Thalia Zedek Band
Liars and Prayers
(Thrill Jockey; 2008)
By Conrad Amenta | 20 May 2008
Would it make any sense to say that Thalia Zedek is riding the same windowless train car as Cormac McCarthy? A treble squall of metal-on-metal announces the edges of tenuous balance, and outside it’s very dark, but they dip to tea, pastries, and talk about the weather with gloomy metafiction. They don’t know the destination any better than the rest of us, but know we trust their tactics to understand the situation.
Both seem to peer through the curtains of obfuscation and distraction to look, clear-eyed, at the grime beneath, the unpredictable tenor of new world orders. McCarthy uses the frontier as his canvas, and Zedek twins him by singing with the weight of urban histories. Since the late ’70s she’s explored the unseemly underside of broken hearts and the myopic depressions that follow, fronting numerous groups and appearing on seminal compilations yet somehow remaining underappreciated. Liars and Prayers then sounds like the coda for a near-passed discography from a prototypical artist whose only universality is voice projected into void. “I was moving against the crowd,” she sings on the distillation “Do You Remember,” and there are few singers who could pen those words with the same meaning. Finally, in the twilight of her career, the crowd is ready to move with her.
From the outset of the near-epic rasp of “Next Exit”, Liars and Prayers conjures foreboding imminence—“There is no way out but out”—and patient scrawl, far more systematic than but equal in tone to (if I dare say it) Tom Waits. Stylistically the album is one of the fullest sounds since her time fronting Come; roots guitars, sobbing fiddles, and her pervasively haunted voice scratching in her throat, but the album’s real appeal is how it portrays the occurrence of everyday tragedies in a collective gasp. “Circa the End” is a dread waltz, myriad sadness and unveiled sentiment, in which Zedek is “stuck on a place on this map that I don’t even know.” She’s similarly “across the bridge” in “Lower Allston,” with its defeated trumpet and pre-grunge grunginess. It speaks to experiences we haven’t had, but each of us has something comparable; we all live in the same world she’s singing about.
“Body Memory” and “Come Undone” are good representations of the album’s mid-tempo rock chug. It’s the sort of pace at which Zedek’s injured gait can easily keep astride, and so the tracks do tend to list for all their saturated arrangements and perfunctory performances from what sound like skillful session musicians. “Green and Blue” in particular can grate because of its waterlogged balladry.
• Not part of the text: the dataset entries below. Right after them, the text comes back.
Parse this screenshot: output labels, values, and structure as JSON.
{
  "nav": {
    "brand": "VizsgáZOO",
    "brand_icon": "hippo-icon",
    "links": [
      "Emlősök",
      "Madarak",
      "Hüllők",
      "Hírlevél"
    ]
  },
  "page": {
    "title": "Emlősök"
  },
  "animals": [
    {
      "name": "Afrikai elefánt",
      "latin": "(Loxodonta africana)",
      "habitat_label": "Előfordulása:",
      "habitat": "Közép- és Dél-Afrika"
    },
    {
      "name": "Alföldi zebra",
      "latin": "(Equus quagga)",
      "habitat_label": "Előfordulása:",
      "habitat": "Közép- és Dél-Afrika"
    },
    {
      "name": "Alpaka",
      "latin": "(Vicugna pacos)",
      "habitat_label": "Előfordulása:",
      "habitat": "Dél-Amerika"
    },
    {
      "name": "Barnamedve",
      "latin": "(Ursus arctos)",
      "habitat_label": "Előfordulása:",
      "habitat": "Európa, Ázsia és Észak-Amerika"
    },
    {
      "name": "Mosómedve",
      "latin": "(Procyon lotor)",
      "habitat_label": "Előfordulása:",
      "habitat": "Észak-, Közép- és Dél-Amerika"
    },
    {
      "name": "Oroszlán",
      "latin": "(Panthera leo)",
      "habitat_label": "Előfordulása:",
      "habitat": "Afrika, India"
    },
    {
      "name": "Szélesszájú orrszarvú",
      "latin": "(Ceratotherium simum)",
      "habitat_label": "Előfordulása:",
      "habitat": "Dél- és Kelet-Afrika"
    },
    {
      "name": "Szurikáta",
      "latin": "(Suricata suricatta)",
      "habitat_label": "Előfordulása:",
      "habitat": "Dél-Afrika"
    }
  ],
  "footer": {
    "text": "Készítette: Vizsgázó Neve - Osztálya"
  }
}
But the real appeal remains Zedek’s humbled insights, a worldview informed by an affirmation of our common suspicion that “there are some things you can’t see / with a roof over your head,” and, having lived as such, her solitary cold comfort: “if you don’t like the answer / maybe you shouldn’t ask.”
“There are no half measures / Only the lost and the winners” summarizes the album’s sober dedications to potential oblivions in the form of unfair objectivities. Like McCarthy, Zedek is imagining recesses that are all the more terrifying for the real possibility that they truly do exist. Liars and Prayers finally suggests a nihilistic spin on Jeff Tweedy’s more melancholically hopeful “All my lies were only wishes,” from an album that itself was part of presaging an era of music and literature that is resigned to chaotic normalcy: that to lie and to pray are one in the same, disguising desires in the face of calamity. Zedek, having surveyed the shattered results of those kinds of distances, ultimately chooses to do neither, and does us a service in honesty for it.